There are buffering at many levels, this depends on the OS and many other things.
Typically there's an internal buffer in the FILE* living in your application that is either flushed out to the file (or whichever device the FILE* is connected to)
In the case of an ordinary disk file, most OS have buffering in the kernel, so flushing the FILE* buffer involves more or less just a copy of memory from the buffer of your application to the OS kernel, and the kernel will take care of writing it to the actual file at its leisure asynchronously, which will cause the fclose() to return "right away".

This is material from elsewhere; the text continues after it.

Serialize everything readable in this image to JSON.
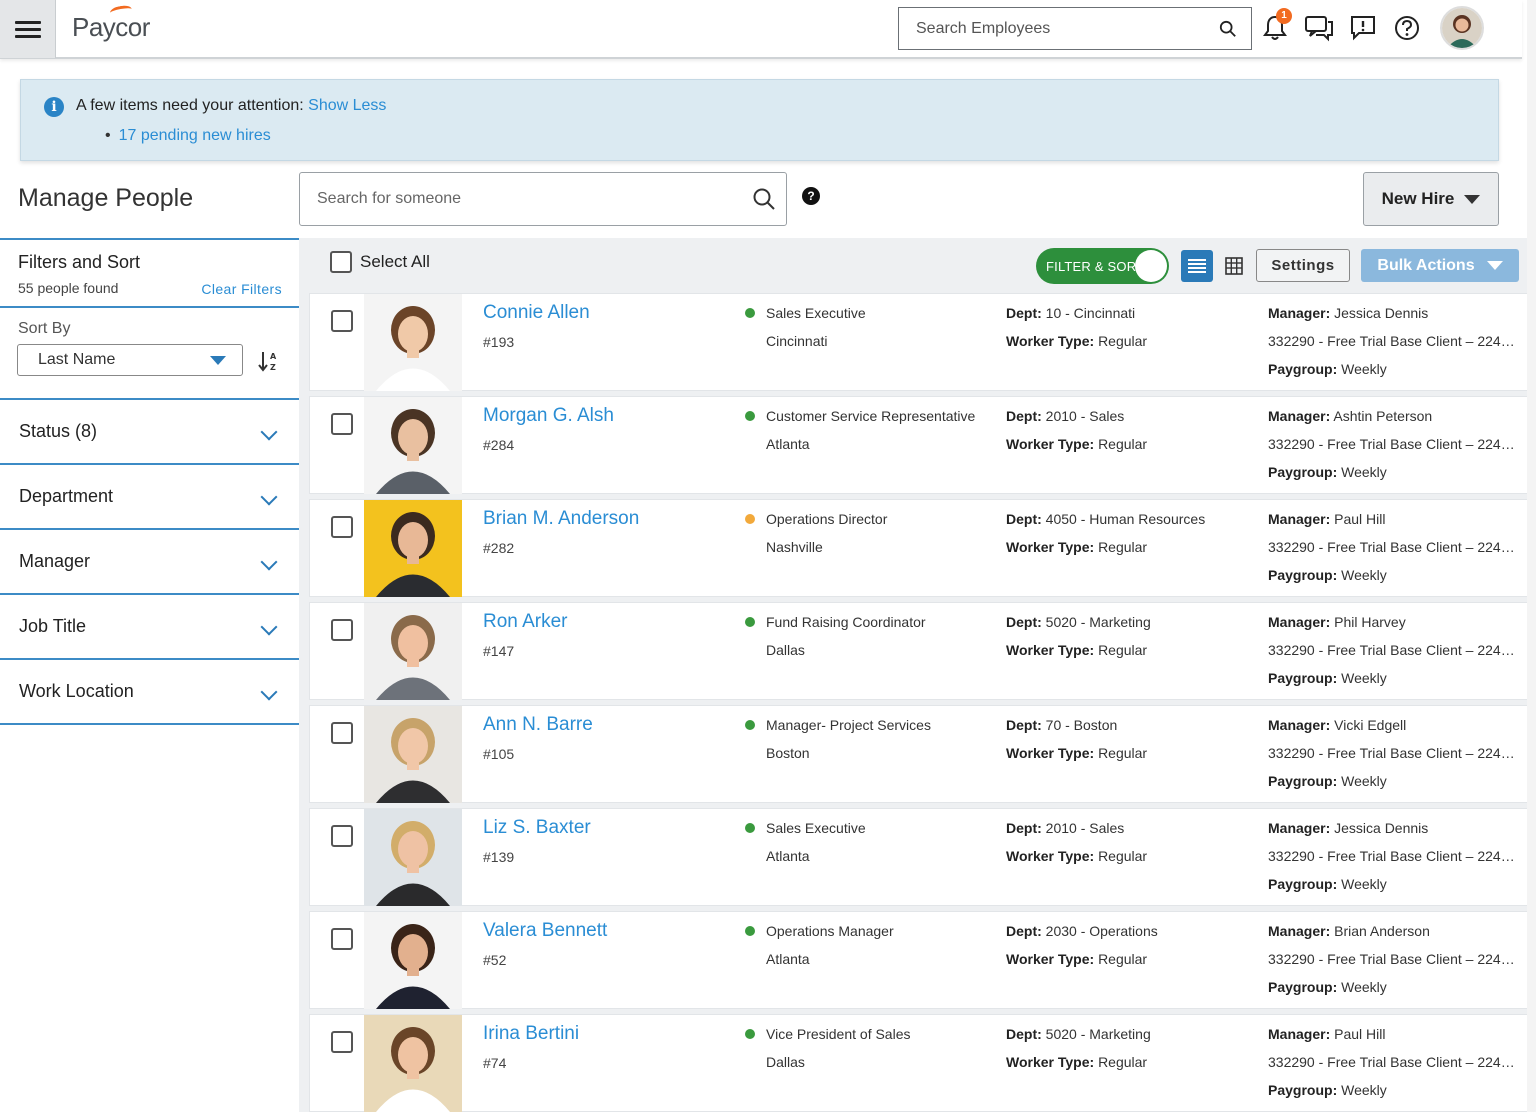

There could circumstances where the OS first have to do some housekeeping before the data is copied into the OS/kernel buffers, e.g. it might have to flush out data to the physical file to make room for more data, allocate space in the file to ensure there is room and so on, making it not return instantly.
In short, it depends, and you cannot control it. Usually the "best" you can do is use platform dependent APIs that at least allow you to flush the OS buffers to the physical file, such as the posix fsync()/fdatasync() APIs.